The outcome is not surprising. Bill gets caught and put on trial by the Medicorps for a gross breach of conduct, with a guilty verdict resulting in either hospitalization for life or “mnemonic erasure,” i.e., death of the personality. If you’ve read a few dystopian narratives in your time then you’ve been here before, and you also know that Bill has to lose—to play the role of Winston Smith and John Savage. Yet even during what would normally be a been-here-done-that sequence in a dystopian narrative (the third-act breakdown of the rebellious hero), Guin once again shows off the wonderful density of the world he’s made. Mnemonic erasure will affect Conrad’s life almost as profoundly as Bill’s, as, being a single persona in a body, Conrad can’t just go around like one of the ancient Moderns. He still has his five-day shift, but during what would be Bill’s shift he gets put in deep freeze, so as to not interfere with the world of his late hyperalter. (Again, never the twain shall meet.) While Conrad is sort of pleased to see his alter put to death, since Bill’s been a huge recurring pain to him, there’s a cost to all this. With Bill gone, Conrad will now be sort of an outcast, and he will not be any freer than he was before.

So it goes.

A Step Farther Out

I have a two-part argument about SF and novellas. The first part is that SF is imaginative literature, in that it’s a literature chiefly concerned with ideas; the second is that the novella is the ideal mode for a literature of ideas, and by extension ideal for SF. “Beyond Bedlam” has enough meat on its bones to justify a novel, but it gets its point across in 21,000 words.
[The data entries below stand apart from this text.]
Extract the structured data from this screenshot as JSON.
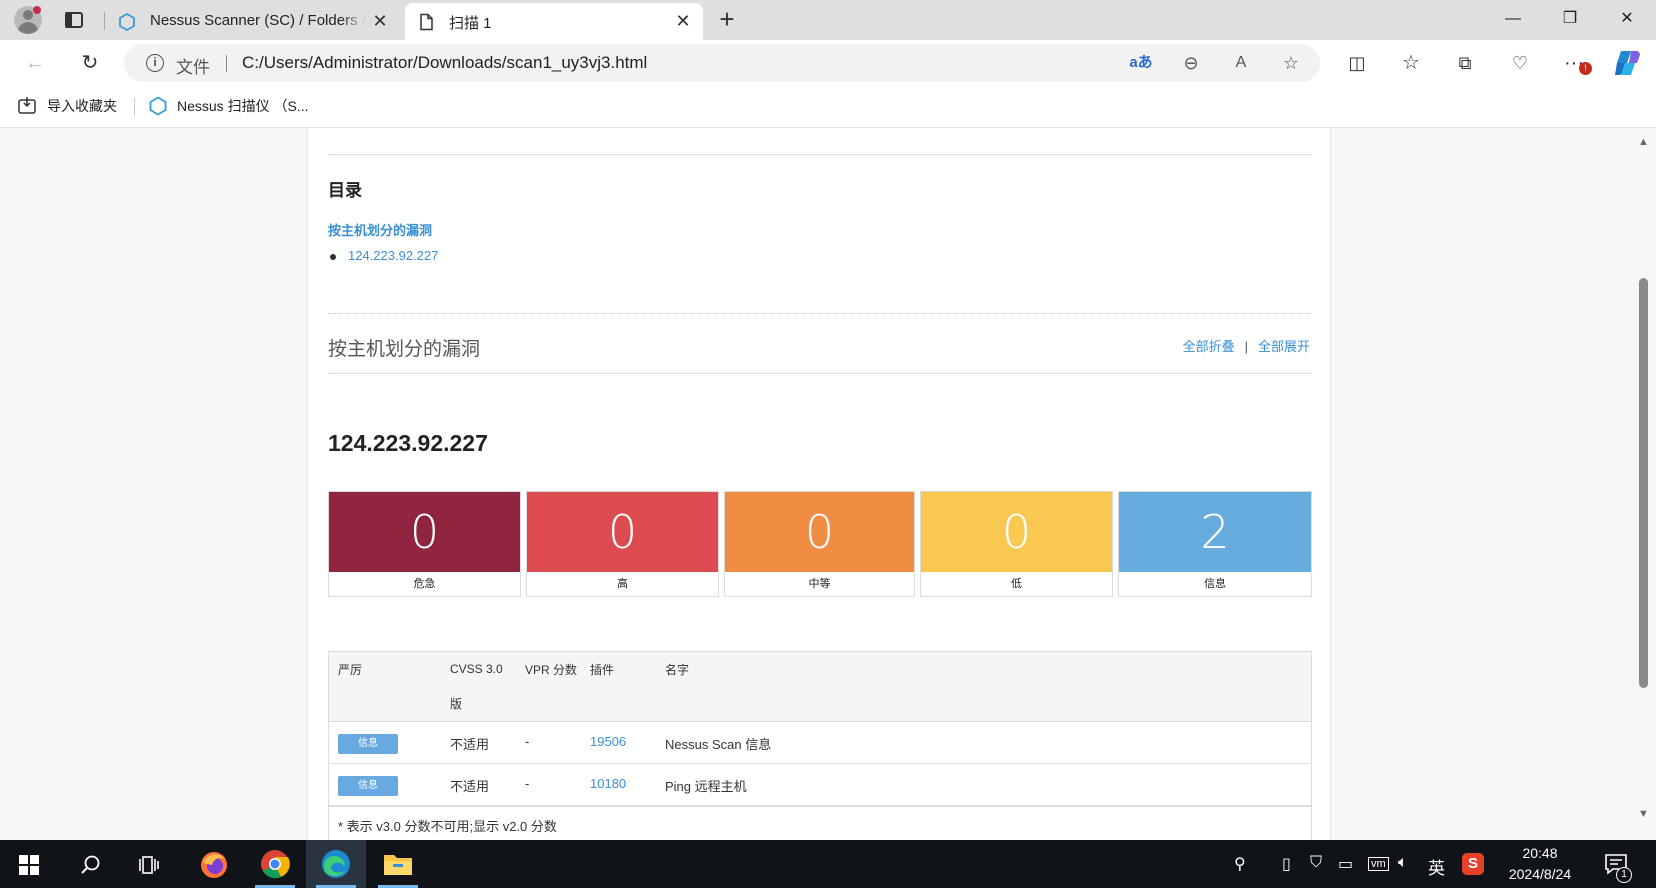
{
  "browser": {
    "tabs": [
      {
        "title": "Nessus Scanner (SC) / Folders / V",
        "active": false
      },
      {
        "title": "扫描 1",
        "active": true
      }
    ],
    "address": {
      "scheme_label": "文件",
      "url": "C:/Users/Administrator/Downloads/scan1_uy3vj3.html"
    },
    "bookmarks": [
      {
        "label": "导入收藏夹"
      },
      {
        "label": "Nessus 扫描仪 （S..."
      }
    ]
  },
  "report": {
    "toc": {
      "title": "目录",
      "section_link": "按主机划分的漏洞",
      "hosts": [
        "124.223.92.227"
      ]
    },
    "section": {
      "title": "按主机划分的漏洞",
      "collapse_all": "全部折叠",
      "separator": "|",
      "expand_all": "全部展开"
    },
    "host": {
      "ip": "124.223.92.227",
      "severity_counts": [
        {
          "label": "危急",
          "count": "0",
          "color": "#91243e"
        },
        {
          "label": "高",
          "count": "0",
          "color": "#dd4b50"
        },
        {
          "label": "中等",
          "count": "0",
          "color": "#f18c43"
        },
        {
          "label": "低",
          "count": "0",
          "color": "#f8c851"
        },
        {
          "label": "信息",
          "count": "2",
          "color": "#67acdf"
        }
      ],
      "table": {
        "headers": {
          "severity": "严厉",
          "cvss_line1": "CVSS 3.0",
          "cvss_line2": "版",
          "vpr": "VPR 分数",
          "plugin": "插件",
          "name": "名字"
        },
        "rows": [
          {
            "severity": "信息",
            "cvss": "不适用",
            "vpr": "-",
            "plugin": "19506",
            "name": "Nessus Scan 信息"
          },
          {
            "severity": "信息",
            "cvss": "不适用",
            "vpr": "-",
            "plugin": "10180",
            "name": "Ping 远程主机"
          }
        ],
        "footnote": "* 表示 v3.0 分数不可用;显示 v2.0 分数"
      }
    }
  },
  "taskbar": {
    "ime_label": "英",
    "time": "20:48",
    "date": "2024/8/24",
    "notification_count": "1"
  }
}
It’s a densely packed depiction of a future society that, while absurd if considered too closely, does what it ought to do, in that it makes the reader think about how this society may be a distant descendent of ours. Guin does what most SF writers don’t in that he envisions a future that is mostly unrecognizable and yet just recognizable enough that we have context. The result is a nuanced dystopian narrative that does not provide easy answers, nor even an easily discernable perspective. If Orwell clearly sides with the individual in 1984, Guin seems unsure about the seesaw balance between individual freedom and public safety. It’s a haunting and mind-bending story, being one of the finest miniature gems of ’50s science fiction.